こんにちは。本日は『すべての夜を思いだす』は多摩ニュータウンを舞台に撮影されています。
それは単なる「ロケ地が多摩ニュータウンである」というわけではありません。

監督である清原惟さんは、多摩ニュータウンを舞台にすることを決定後、現地に何度も足を運び、その土地で出版された個人誌などを読み、物語を膨らませていったと言います。

そのことは多摩のタウン誌「もしもしウェブ」様の取材時に明かしています。

リサーチ以前は子どもの頃のノスタルジックなイメージが強かったんです。街並みがセットみたいだなとか。けれど、リサーチを重ねる中で歴史を知り、人と話し、ニュータウンの中で女性がこんなにコミュニティを強くしていた時代があったこと、今よりももっと力強い人間関係があったことを知り、まちの見え方が変わりました。そうした中から今回の映画が生まれました。

紙上 Placemaking
「多摩ニュータウンで撮影した映画『すべての夜を思いだす』、ベルリン映画祭で上映を」
/清原惟さん(映画監督)

取材中に登場する『ニュータウンの女たち』『団地のをんな』という書籍はAmazonでは出てきませんでしたので、多摩の図書館でしか閲覧することのできないもののようです。

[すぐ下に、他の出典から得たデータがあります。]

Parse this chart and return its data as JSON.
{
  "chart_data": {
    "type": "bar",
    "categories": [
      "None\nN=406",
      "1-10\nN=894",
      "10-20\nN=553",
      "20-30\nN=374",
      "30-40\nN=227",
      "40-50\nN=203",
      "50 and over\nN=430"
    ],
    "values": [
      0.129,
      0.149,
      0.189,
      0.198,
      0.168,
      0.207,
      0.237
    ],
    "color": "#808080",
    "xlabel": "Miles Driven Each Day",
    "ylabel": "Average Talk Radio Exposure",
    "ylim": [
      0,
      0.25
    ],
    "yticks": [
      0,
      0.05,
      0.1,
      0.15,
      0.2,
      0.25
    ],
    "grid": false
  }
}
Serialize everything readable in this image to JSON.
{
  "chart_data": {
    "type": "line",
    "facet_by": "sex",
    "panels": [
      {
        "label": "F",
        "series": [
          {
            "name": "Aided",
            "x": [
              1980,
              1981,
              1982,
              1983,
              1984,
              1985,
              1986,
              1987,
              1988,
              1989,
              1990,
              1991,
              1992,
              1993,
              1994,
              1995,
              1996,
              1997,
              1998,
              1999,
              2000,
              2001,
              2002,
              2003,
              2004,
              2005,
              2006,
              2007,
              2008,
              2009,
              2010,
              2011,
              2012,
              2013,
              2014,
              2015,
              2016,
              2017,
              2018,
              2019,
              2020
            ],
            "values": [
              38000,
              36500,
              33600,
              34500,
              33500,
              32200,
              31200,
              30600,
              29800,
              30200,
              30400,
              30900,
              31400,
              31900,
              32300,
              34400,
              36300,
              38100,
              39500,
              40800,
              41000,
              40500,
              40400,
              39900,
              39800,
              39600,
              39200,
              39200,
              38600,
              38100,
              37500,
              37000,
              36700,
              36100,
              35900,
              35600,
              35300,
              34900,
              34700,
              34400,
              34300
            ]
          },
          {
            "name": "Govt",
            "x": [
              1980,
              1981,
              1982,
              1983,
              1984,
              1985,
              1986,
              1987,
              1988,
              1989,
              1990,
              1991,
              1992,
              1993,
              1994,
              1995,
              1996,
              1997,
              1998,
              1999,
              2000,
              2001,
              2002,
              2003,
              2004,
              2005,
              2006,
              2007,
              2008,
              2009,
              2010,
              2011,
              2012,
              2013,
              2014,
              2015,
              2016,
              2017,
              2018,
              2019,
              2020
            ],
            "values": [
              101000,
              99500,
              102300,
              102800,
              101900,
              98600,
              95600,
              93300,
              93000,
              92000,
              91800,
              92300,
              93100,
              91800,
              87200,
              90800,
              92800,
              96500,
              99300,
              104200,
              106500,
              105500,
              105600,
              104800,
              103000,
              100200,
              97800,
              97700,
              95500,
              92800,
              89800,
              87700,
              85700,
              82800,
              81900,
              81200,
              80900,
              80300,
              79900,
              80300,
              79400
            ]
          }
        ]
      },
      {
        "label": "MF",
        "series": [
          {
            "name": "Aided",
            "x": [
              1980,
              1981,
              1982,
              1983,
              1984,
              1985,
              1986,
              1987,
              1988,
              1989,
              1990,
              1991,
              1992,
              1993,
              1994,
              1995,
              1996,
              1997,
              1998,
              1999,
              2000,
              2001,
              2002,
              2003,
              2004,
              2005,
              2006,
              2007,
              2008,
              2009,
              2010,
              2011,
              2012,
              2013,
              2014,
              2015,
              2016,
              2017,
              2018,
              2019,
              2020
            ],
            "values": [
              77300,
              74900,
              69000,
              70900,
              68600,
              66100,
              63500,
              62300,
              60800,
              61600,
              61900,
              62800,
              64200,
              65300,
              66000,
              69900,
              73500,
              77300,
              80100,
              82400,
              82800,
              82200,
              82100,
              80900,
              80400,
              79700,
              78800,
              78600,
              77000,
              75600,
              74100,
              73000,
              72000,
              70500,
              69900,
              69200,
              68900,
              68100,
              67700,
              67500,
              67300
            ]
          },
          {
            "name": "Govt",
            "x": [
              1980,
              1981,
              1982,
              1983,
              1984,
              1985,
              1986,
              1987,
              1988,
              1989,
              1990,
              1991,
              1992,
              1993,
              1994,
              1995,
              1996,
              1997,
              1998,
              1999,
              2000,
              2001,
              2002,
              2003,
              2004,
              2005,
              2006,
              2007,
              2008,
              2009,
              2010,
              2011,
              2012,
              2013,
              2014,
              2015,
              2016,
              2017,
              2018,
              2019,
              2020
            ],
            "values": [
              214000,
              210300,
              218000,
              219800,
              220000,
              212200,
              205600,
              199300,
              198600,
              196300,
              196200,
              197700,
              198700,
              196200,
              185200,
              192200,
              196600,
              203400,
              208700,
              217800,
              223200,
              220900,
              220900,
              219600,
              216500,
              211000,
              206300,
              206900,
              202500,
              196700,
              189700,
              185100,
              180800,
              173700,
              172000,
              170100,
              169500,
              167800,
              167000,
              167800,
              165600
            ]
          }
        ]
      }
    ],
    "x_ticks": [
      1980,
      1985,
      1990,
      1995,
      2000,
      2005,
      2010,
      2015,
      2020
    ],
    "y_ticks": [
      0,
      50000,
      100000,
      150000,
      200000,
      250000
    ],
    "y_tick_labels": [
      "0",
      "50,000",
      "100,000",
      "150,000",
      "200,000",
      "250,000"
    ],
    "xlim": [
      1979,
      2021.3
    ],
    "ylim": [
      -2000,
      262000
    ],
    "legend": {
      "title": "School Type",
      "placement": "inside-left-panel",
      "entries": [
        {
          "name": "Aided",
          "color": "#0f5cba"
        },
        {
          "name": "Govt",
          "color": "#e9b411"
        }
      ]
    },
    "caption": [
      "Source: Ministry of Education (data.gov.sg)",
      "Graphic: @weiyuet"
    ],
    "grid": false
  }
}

近年、1960年代から80年代に建築された「団地」という集合住宅は、ノスタルジーを感じさせるものとしてSNS上でたくさんの人に愛されています。

清原さんは、そういった記号的な「団地」を単純に取り上げるのではなく、現在その土地は如何なるものとなっているのか、人々の記憶といかに結びついているのか、外観的に均質化された集合住宅はいかなる感情や感覚を生み出しているのか、という部分にアプローチしていきます。

そして前作『わたしたちの家』で表現された「空間と記憶」というテーマは、大きく広がり「町と記憶」とよべる作品となっています。ベルリン映画祭、北京国際映画祭で高く評価された本作、ぜひ劇場でご覧ください。